The report said that higher education still appeared to open more doors for young people hoping to enter the workforce.
“However, GCA’s Beyond Graduation Survey (BGS) indicates that the middle- and longer-term outlook is very positive, with the employment figures for 2010 graduates growing by 14 percentage points three years later,” the report said.
“Bachelor degree graduates in the wider Australian workforce (aged 15-74) had (at the time of the survey) an unemployment rate of just 3.2 per cent compared with an overall rate of 5.8 per cent and 8.2 per cent for those with no post-school qualifications.”
The report also found that female graduates that were able to find work were likely to start on a lower wage than their male counterparts.

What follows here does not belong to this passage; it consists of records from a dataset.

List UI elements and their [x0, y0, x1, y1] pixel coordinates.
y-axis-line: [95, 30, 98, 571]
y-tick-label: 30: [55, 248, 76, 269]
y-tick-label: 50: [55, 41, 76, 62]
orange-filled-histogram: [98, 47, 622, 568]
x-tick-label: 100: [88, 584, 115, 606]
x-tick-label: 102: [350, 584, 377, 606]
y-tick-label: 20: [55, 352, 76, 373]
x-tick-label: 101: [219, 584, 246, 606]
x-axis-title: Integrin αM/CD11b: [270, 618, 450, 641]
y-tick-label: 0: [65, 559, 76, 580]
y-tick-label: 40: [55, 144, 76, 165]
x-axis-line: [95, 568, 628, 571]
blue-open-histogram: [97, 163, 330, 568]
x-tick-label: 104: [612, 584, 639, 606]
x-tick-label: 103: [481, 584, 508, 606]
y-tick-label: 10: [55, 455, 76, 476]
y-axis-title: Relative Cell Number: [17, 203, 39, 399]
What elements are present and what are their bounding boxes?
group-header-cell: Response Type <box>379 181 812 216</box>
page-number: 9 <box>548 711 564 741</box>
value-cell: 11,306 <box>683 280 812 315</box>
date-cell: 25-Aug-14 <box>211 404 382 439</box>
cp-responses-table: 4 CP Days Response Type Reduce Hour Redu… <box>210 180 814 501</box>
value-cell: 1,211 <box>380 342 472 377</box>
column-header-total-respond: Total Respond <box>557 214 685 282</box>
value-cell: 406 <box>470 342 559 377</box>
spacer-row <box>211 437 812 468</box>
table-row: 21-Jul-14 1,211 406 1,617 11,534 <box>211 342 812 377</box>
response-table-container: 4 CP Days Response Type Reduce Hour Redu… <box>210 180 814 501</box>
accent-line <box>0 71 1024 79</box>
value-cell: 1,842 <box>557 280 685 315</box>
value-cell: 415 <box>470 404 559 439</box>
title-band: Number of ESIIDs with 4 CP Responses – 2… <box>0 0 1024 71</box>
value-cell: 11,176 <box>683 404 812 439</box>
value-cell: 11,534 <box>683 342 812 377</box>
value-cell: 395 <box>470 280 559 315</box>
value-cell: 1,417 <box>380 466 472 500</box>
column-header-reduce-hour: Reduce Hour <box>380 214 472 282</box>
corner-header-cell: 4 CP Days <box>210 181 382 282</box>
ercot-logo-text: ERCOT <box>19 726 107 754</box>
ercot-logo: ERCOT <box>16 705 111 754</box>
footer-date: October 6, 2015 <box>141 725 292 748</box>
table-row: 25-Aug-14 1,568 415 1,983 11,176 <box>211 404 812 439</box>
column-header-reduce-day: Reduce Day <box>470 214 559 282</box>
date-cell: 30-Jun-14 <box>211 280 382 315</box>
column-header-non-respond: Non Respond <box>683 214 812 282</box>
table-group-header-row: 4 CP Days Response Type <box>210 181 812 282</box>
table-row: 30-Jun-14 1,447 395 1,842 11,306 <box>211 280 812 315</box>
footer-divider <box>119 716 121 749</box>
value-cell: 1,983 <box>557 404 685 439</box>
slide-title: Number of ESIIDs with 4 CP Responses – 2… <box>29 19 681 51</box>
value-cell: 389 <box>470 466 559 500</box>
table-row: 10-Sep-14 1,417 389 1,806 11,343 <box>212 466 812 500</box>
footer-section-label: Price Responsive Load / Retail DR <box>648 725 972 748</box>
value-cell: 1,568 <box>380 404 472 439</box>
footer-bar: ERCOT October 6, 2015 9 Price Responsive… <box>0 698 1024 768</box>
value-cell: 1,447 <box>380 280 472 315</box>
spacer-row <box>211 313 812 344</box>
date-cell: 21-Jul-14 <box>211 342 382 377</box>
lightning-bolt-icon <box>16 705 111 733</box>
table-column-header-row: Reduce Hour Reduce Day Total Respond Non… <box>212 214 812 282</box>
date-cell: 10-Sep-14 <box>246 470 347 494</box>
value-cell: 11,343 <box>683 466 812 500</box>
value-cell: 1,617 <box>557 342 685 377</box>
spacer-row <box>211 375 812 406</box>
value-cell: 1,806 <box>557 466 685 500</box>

“The 2014 median annual starting salary for Australian resident new bachelor degree graduates aged less than 25 and in their first full-time employment in Australia (was) $52,500, essentially unchanged from $52,450 in 2013 and $52,000 in 2012,” the report said.
“This was 74.0 per cent of the annual rate of male average weekly earnings (MAWE, $70,959) at the time of the AGS.
“In dollar terms, the 2014 median starting salary for all graduates rose by just $50 (or 0.1 per cent) from $52,450 while the MAWE figure rose from $70,548 to $70,959 (or by 0.6 per cent) over the same period.
“In 2014, new male graduates earned a median salary of $55,000, while new female graduates started work on a median salary of $52,000.”
The report said that an analysis of surveys undertaken over previous years suggested that “much of the earnings gap between new male and female graduates was determined largely by field of education choices often made prior to university enrolment”.
“The analysis suggested that when the field of education, personal, enrolment and occupational characteristics of male and female graduates were taken into account, overall males’ starting salaries were 4.4 per cent higher than those for females,” the report said.
“It highlighted the overall wage gap favouring males as being due, in part, to an over-representation of males in fields of education that typically had higher starting salaries,
such as Engineering. Alternatively, females outnumbered males when it came to Humanities, which was ranked at the lower end of the salary distribution.”